July 22, 2022
By: Neil J. Smith
In a period of less than a month, New York adopted a series of new gun laws that are the most far reaching in a generation, dwarfing even the changes made by the 2013 SAFE Act. These were prompted by recent mass shooting events and the Supreme Court’s finding that New York’s Sullivan Law is unconstitutional in the case New York State Rifle and Pistol Association vs. Bruen.
One of the new major changes that will affect hunters and target shooters is the new requirement to obtain a license for the acquisition of a semiautomatic rifle starting on September 4, 2022. (Guns in possession prior to that date are grandfathered.) A semiautomatic rifle is any rifle that fires once each time the trigger is pulled and automatically chambers the next round. (In contrast, a fully automatic rifle, such as a machine gun or assault rifle, is one that continues firing while the trigger is pulled.) Such rifles have been manufactured since the early twentieth century and can be found in the gun safes of most hunters and target shooters. As a result, this new licensing requirement may affect most gun owners in New York, unlike earlier licensing requirements that had primarily only impacted those who owned handguns or the narrow categories of rifles that qualified as “assault weapons” under the 2013 SAFE Act.
There are a number of issues that both New York residents who are going to apply for a semiautomatic rifle license and law enforcement officials considering such applications will have to consider:
- The standards for the grant of a semiautomatic rifle license under the new statute are ambiguous. Among other things, the statute requires applicants to show the “essential character, temperament, and judgment necessary to be entrusted with such a weapon.” This language appears to be quite subjective and leaves a great deal of discretion to the officials reviewing the applications. It will likely require litigation resulting from denied applications to determine the exact scope of what these terms mean, and the broad discretion the law imparts to licensing officials will certainly invite additional constitutional challenges.

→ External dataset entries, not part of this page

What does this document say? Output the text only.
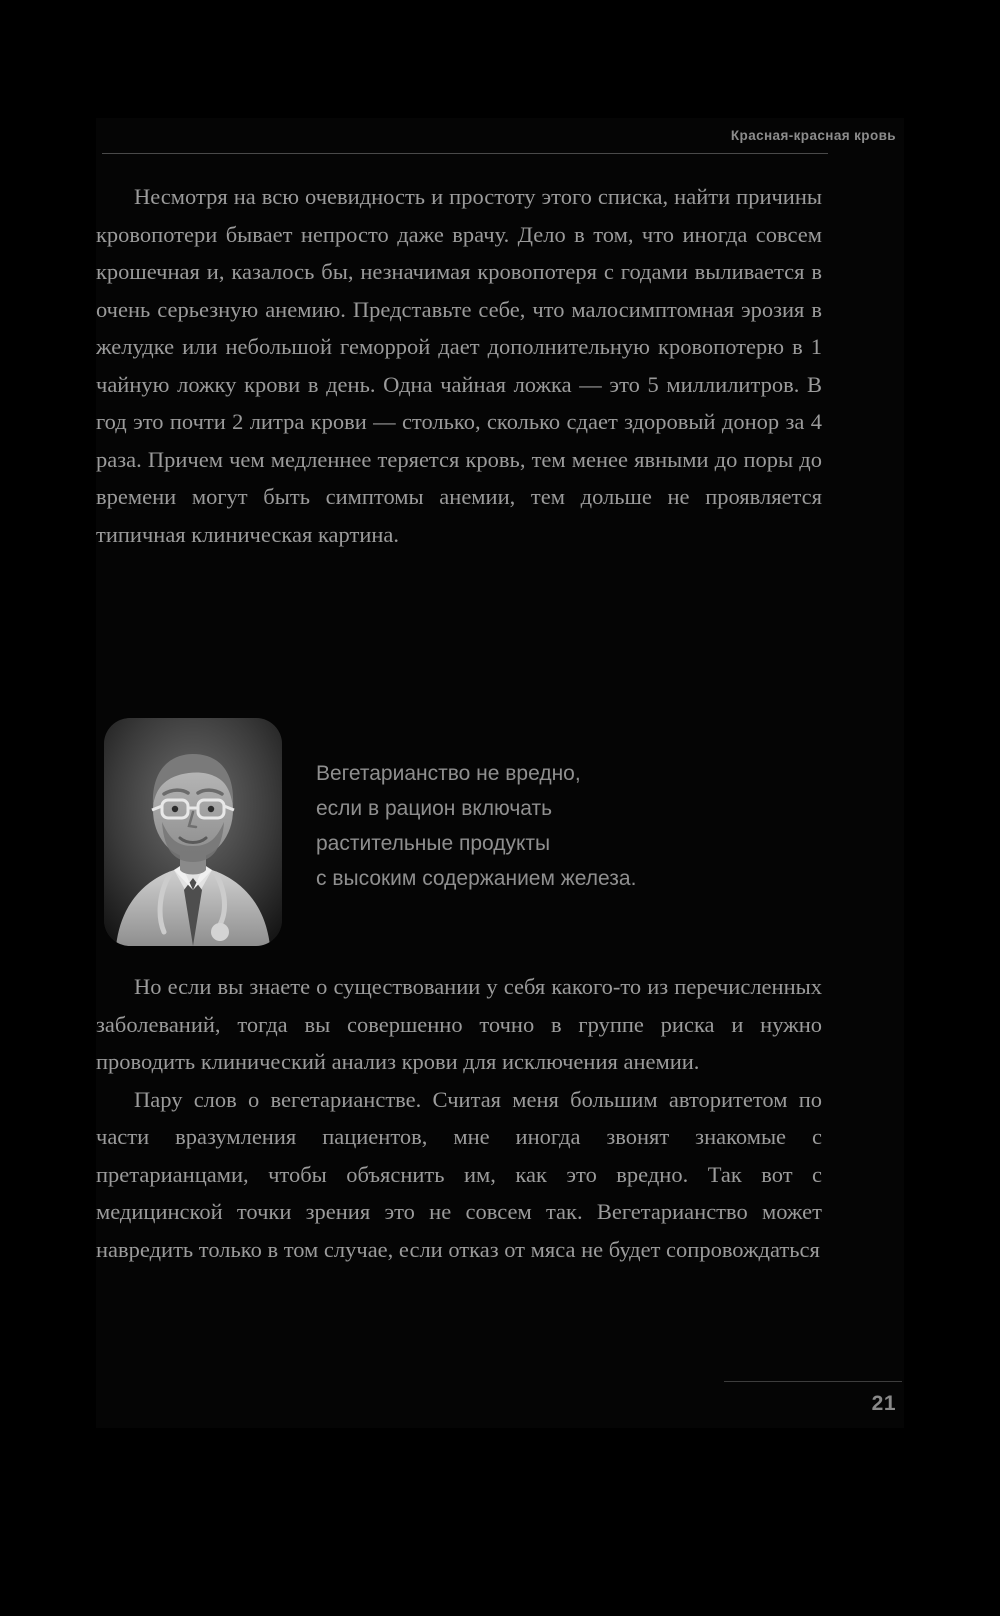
Красная-красная кровь

Несмотря на всю очевидность и простоту этого списка, найти причины кровопотери бывает непросто даже врачу. Дело в том, что иногда совсем крошечная и, казалось бы, незначимая кровопотеря с годами выливается в очень серьезную анемию. Представьте себе, что малосимптомная эрозия в желудке или небольшой геморрой дает дополнительную кровопотерю в 1 чайную ложку крови в день. Одна чайная ложка — это 5 миллилитров. В год это почти 2 литра крови — столько, сколько сдает здоровый донор за 4 раза. Причем чем медленнее теряется кровь, тем менее явными до поры до времени могут быть симптомы анемии, тем дольше не проявляется типичная клиническая картина.

Вегетарианство не вредно,
если в рацион включать
растительные продукты
с высоким содержанием железа.

Но если вы знаете о существовании у себя какого-то из перечисленных заболеваний, тогда вы совершенно точно в группе риска и нужно проводить клинический анализ крови для исключения анемии.

Пару слов о вегетарианстве. Считая меня большим авторитетом по части вразумления пациентов, мне иногда звонят знакомые с претарианцами, чтобы объяснить им, как это вредно. Так вот с медицинской точки зрения это не совсем так. Вегетарианство может навредить только в том случае, если отказ от мяса не будет сопровождаться

21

- It appears that the statute requires that a semiautomatic rifle license must be produced on demand to a peace officer or police officer, even though the license is only for the purchase or acquisition of a semiautomatic rifle, not to carry one in public. It would seem purposeless to require the owner of a semiautomatic rifle to produce his or her license when he or she is not in physical possession of the firearm outside the home. This may be a drafting oversight.
- The licensing category is astonishingly broad in comparison to prior law, covering all semiautomatic rifles without regard to capacity or caliber. For example, the rule appears to cover the low-capacity hunting rifles, low powered target rifles, and antiques that were deliberately excluded from the provisions of the 2013 SAFE Act. Consequently, the new provisions have created a large new category of firearms in a regulatory twilight zone. These rifles were deemed to be insufficiently dangerous to be covered by the SAFE Act restricting assault weapons, yet are now covered by the new heavy burden of obtaining a license under the new statute. As the legislature presumably was aware in 2013 when it passed the SAFE Act, the use of such rifles by criminals is vanishingly rare. Given the Supreme Court’s Second Amendment jurisprudence, it is possible that the application of licensure requirements to such weapons, given their lack of utility for criminal activity, is unconstitutional.
- The statute did not include any additional funding for extra staff that will be required to perform the additional new background checks. Given the substantial increase in the number of background checks that the new licensure requirement will entail, it is likely that there will be substantial, perhaps years long, delays even for fully qualified applicants in obtaining such licenses.
- The new licensing requirement appears to exclude semi-automatic shotguns, which are commonly used in sports such as skeet shooting (clay pigeons) and for hunting waterfowl. At short ranges (that is, within fifty yards) such firearms have greater firepower than many of the semiautomatic rifles covered by the new licensing requirement. It is unclear if the omission from the statute was intentional. If it was not, then competitors and hunters who wish to acquire a new semiautomatic shotgun without the difficulties of obtaining a license should consider acquiring one before the legislature further amends the statute to require one.